Народ ожидал увидеть божественную красоту Елены Троянской, воинственность Орлеанской девы и, пожалуй, жертвенность Алевтины Кесарийской, но получили Сакуру Харуно. Она была новой страничкой истории. Новой героиней чьих-то баллад и сказок. Новой принцессой, воительницей и мученицей, которая несла в себе тот странный огонёк, обезоруживающий и пленяющий простых смертных.
С последнего масштабного званого ужина, произошедшего около трёх лет назад в небольшом итальянском городке, Сакура успела многому научиться. Если раньше она, серая мышка, была невольницей собственных манер, выдававших её и отчасти опозоривших, то теперь худощавая спинка держалась ровно, а слепленный подбородок смотрел вверх в самых лучших традициях того общества, в котором дурнушка оказалась.

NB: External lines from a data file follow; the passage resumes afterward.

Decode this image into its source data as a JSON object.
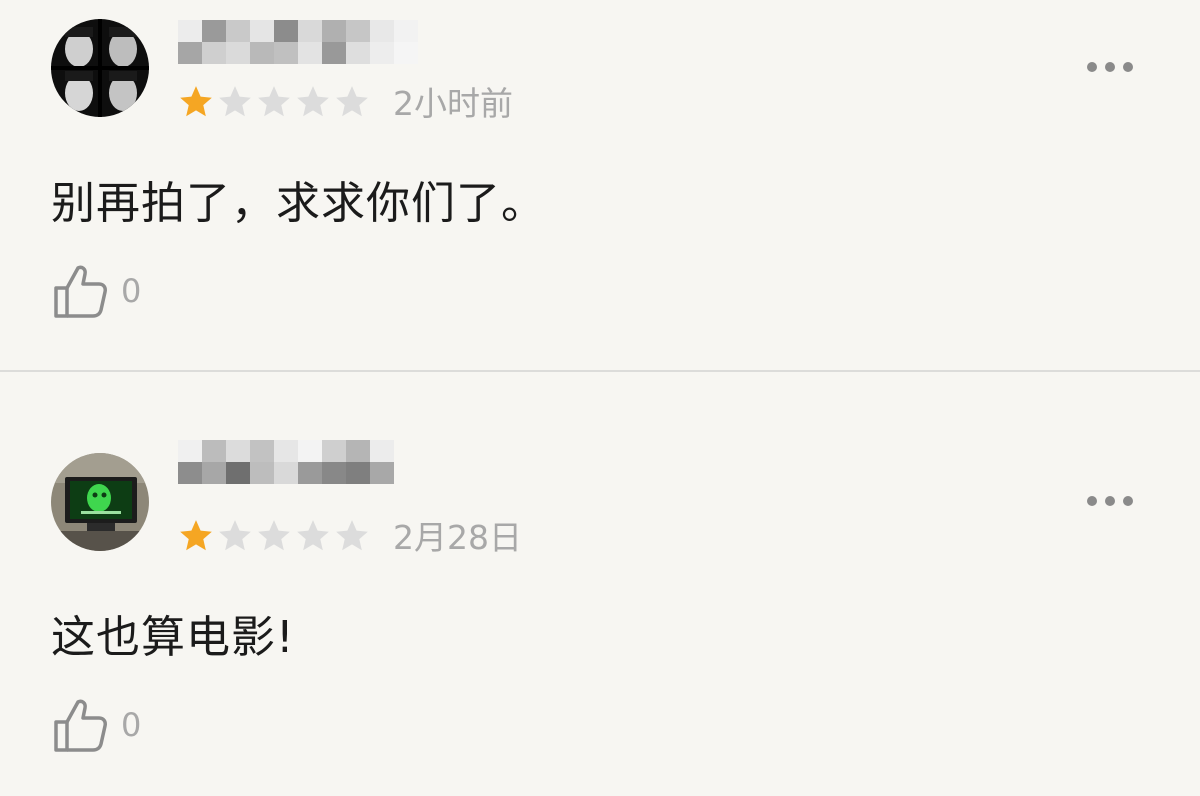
{
  "reviews": [
    {
      "rating": 1,
      "max_rating": 5,
      "time": "2小时前",
      "content": "别再拍了，求求你们了。",
      "likes": "0",
      "avatar_icon": "portrait-photo"
    },
    {
      "rating": 1,
      "max_rating": 5,
      "time": "2月28日",
      "content": "这也算电影!",
      "likes": "0",
      "avatar_icon": "monitor-photo"
    }
  ],
  "colors": {
    "background": "#f7f6f2",
    "star_filled": "#f5a623",
    "star_empty": "#dcdcdc",
    "text_primary": "#1b1b1b",
    "text_secondary": "#a8a8a8"
  }
}
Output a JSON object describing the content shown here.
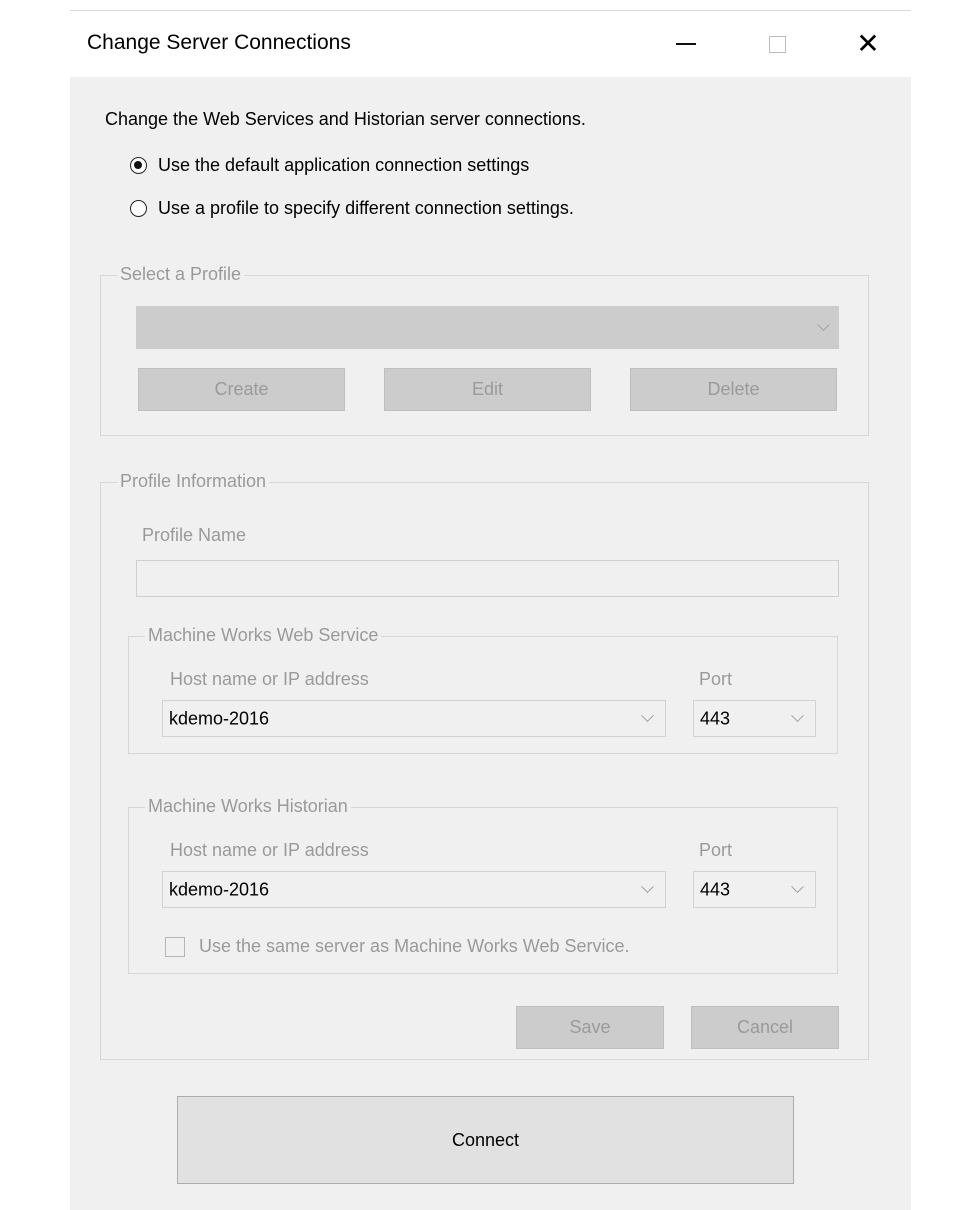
{
  "window": {
    "title": "Change Server Connections",
    "minimize_icon": "minimize-icon",
    "maximize_icon": "maximize-icon",
    "close_icon": "close-icon"
  },
  "intro": "Change the Web Services and Historian server connections.",
  "mode_options": [
    {
      "label": "Use the default application connection settings",
      "checked": true
    },
    {
      "label": "Use a profile to specify different connection settings.",
      "checked": false
    }
  ],
  "select_profile": {
    "legend": "Select a Profile",
    "selected": "",
    "buttons": {
      "create": "Create",
      "edit": "Edit",
      "delete": "Delete"
    }
  },
  "profile_info": {
    "legend": "Profile Information",
    "profile_name_label": "Profile Name",
    "profile_name_value": "",
    "web_service": {
      "legend": "Machine Works Web Service",
      "host_label": "Host name or IP address",
      "host_value": "kdemo-2016",
      "port_label": "Port",
      "port_value": "443"
    },
    "historian": {
      "legend": "Machine Works Historian",
      "host_label": "Host name or IP address",
      "host_value": "kdemo-2016",
      "port_label": "Port",
      "port_value": "443",
      "same_server_label": "Use the same server as Machine Works Web Service.",
      "same_server_checked": false
    },
    "buttons": {
      "save": "Save",
      "cancel": "Cancel"
    }
  },
  "connect_label": "Connect",
  "colors": {
    "window_bg": "#f0f0f0",
    "disabled_text": "#9a9a9a",
    "disabled_control": "#cccccc"
  }
}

Если бы Харуно была зависима от комплиментов и внимания, то, безусловно, сегодняшний день оставил бы след в жизни восторженного и обласканного словами льстеца. Однако этот душевный порок обошёл Сакуру стороной. Врождённая простота дала обратный эффект, и с самого обеда она не могла найти себе место потише и поспокойнее, дабы отдохнуть от суеты и шума.
Слова, поздравления, горы подарков, которые пришлось принять сегодняшним особенным днём, вызывал в дурнушке семьи Учих лишь усталость. Ей не нужны были яхты, золото, вилы и усадьбы, так щедро подаренные ей в честь прошедшего Дня Рождения. Ей бы только передохнуть в какой-нибудь тёмной каморке с рюмкой русской водки в руке. У Харуно ведь голова кружилась и гудела от огромного скопления народа, высоких арок, ярких цветов, движения, шума, взрывов и белых голубей, которые каким-то чудом не загадили мраморный пол в Блудливом Зале…
Пожалуй, единственное, что ей действительно нравилось, — причудливые названия залов Чёрного Дворца.
В одном помещении, даже самом большом, никто, естественно, не уместился, а потому празднество пришлось разбиваться на несколько Залов, каждый из которых имел собственное чудное название и символичный вид.
К примеру, Деревянный зал был обложен панелями из дорогой древесины. На одной из стен изображалось семейное древо, чьи ветви как бы обнимали всю комнату целиком, проникая на другие стены, потолок и даже пол. На плодах — ярко-красных наливных яблоках — писались имена предков и родственников. Одна ветвь, протянувшаяся под самую середину потолка, держала две багровые люстры (одна многим больше другой) в форме яблок. На той, что была больше в несколько раз, золотыми буквами выведено имя Итачи, а на меньшем «плоде» — имя Саске. Причём на второе поскупились, и для надписи использовали не золото, а красный кедр. Под корнями же Семейного Древа вихляющий почерк гласил: «Всякое дерево, не приносящее плода доброго, срубают и бросают в огонь».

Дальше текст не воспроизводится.